By jeqcho, history, 3 years ago, Sometimes we need to compute the division of an integer rounded up (ie by ceiling, not by rounding those with remainder $r \geq 0.5$). For example, $\lceil 3/2 \rceil = \lceil 1.5 \rceil = 2$ and $\lceil 13/3 \rceil = \lceil 4.333 \rceil = 5$.

TLDR, use (a+b-1) / b or other approaches below.

#### Typical approach

If we want to do this in C++, we can call the ceil() function, but with caution. For the example above,

int a = 3;
int b = 2;
cout << ceil(a/b) << endl;
>>>> 1


Note that it prints out 1, not 2! This is because a and b are int data types, so that their quotient a/b is in int and the decimal values are discarded (floored). a/b = 1 so ceil(a/b) = ceil(1) = 1. We can simply overcome this by casting the double data type so that the decimal values are kept during intermediate calculations.

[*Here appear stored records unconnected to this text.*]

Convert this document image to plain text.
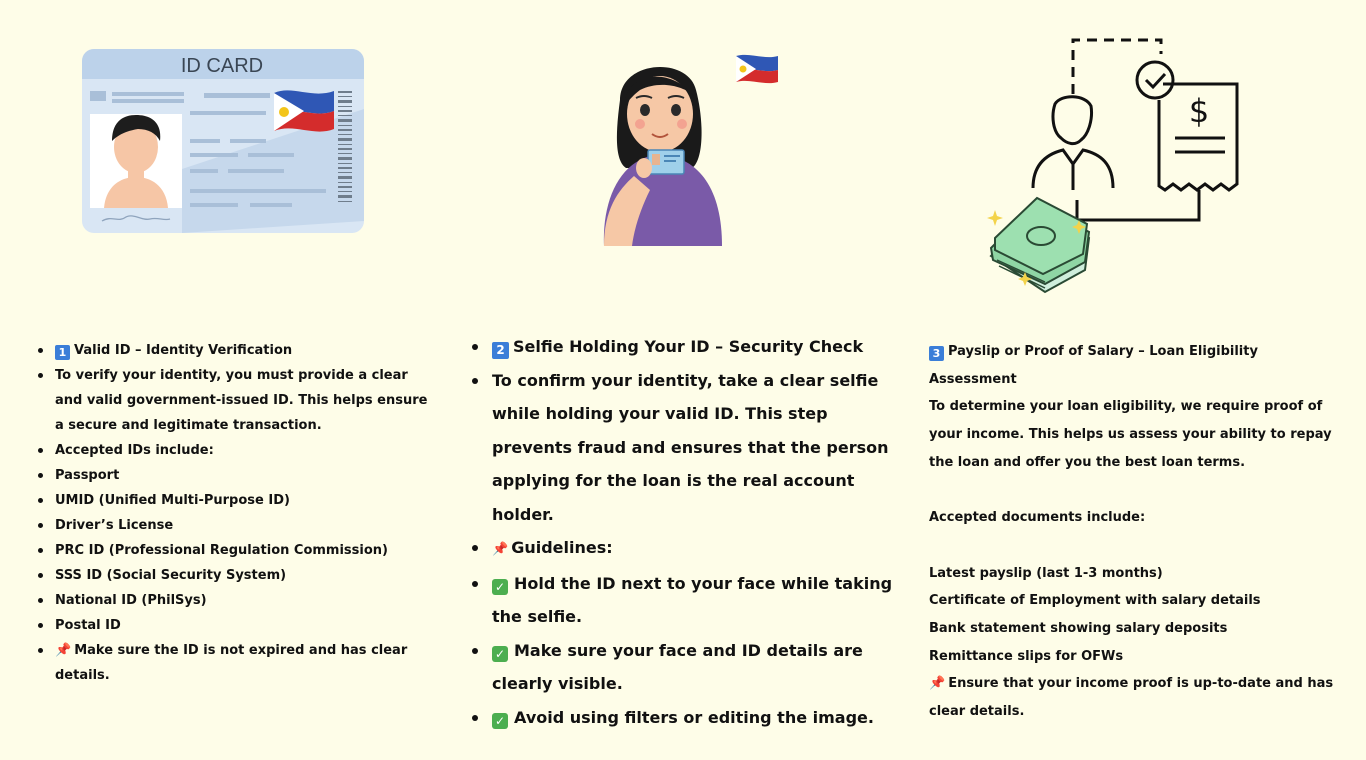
ID CARD
$
1 Valid ID – Identity Verification
To verify your identity, you must provide a clear and valid government-issued ID. This helps ensure a secure and legitimate transaction.
Accepted IDs include:
Passport
UMID (Unified Multi-Purpose ID)
Driver’s License
PRC ID (Professional Regulation Commission)
SSS ID (Social Security System)
National ID (PhilSys)
Postal ID
📌 Make sure the ID is not expired and has clear details.
2 Selfie Holding Your ID – Security Check
To confirm your identity, take a clear selfie while holding your valid ID. This step prevents fraud and ensures that the person applying for the loan is the real account holder.
📌 Guidelines:
✓ Hold the ID next to your face while taking the selfie.
✓ Make sure your face and ID details are clearly visible.
✓ Avoid using filters or editing the image.

3 Payslip or Proof of Salary – Loan Eligibility Assessment

To determine your loan eligibility, we require proof of your income. This helps us assess your ability to repay the loan and offer you the best loan terms.

Accepted documents include:

Latest payslip (last 1-3 months)

Certificate of Employment with salary details

Bank statement showing salary deposits

Remittance slips for OFWs

📌 Ensure that your income proof is up-to-date and has clear details.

cout << ceil( (double) a / (double) b) << endl;
>>>> 2


But wait! Some people think that using double is a risky approach because floating-point numbers cannot be reliably represented by computer, especially when you do more complex calculations than the simple a/b example. You can read more on this Stack Exchange question. Alternatively, there are many ways to use int only and still get the correct results.

#### Approach 1

Credit: zwliew, khoya_musafir

This is the most popular approach.

int ceil2(int a, int b) {
return (a + b - 1) / b;
}


#### Approach 2

Credit: Brok3nDreams, BT21tata

(a - 1)/b + 1 is used instead of (a + b - 1) / b to prevent integer overflow when a and b is large. However, it does not work if $a = 0$, so we add an if statement.

int ceil2(int a, int b) {
if (a == 0) return 0;
return (a - 1)/b + 1;
}


#### Approach 3

Credit: KB_05

int ceil2(int a, int b) {
int c=a/b;
if(a % b ! =0) c++;
return c;
}


#### Approach 4

int ceil2(int a, int b){
int c = a / b;
if (c * b < a) c++;
return c;
}


I hope that you find this useful. Feel free to add more approaches in the comments.

Thank you and stay safe. ceil, Comments (1)
 » 2 years ago, # | ← Rev. 2 →   Be careful when dealing with negative numbers: int cel(int a,int b){ int res=a/b; if(b*res!=a)res+=(a>0)&(b>0); return res; }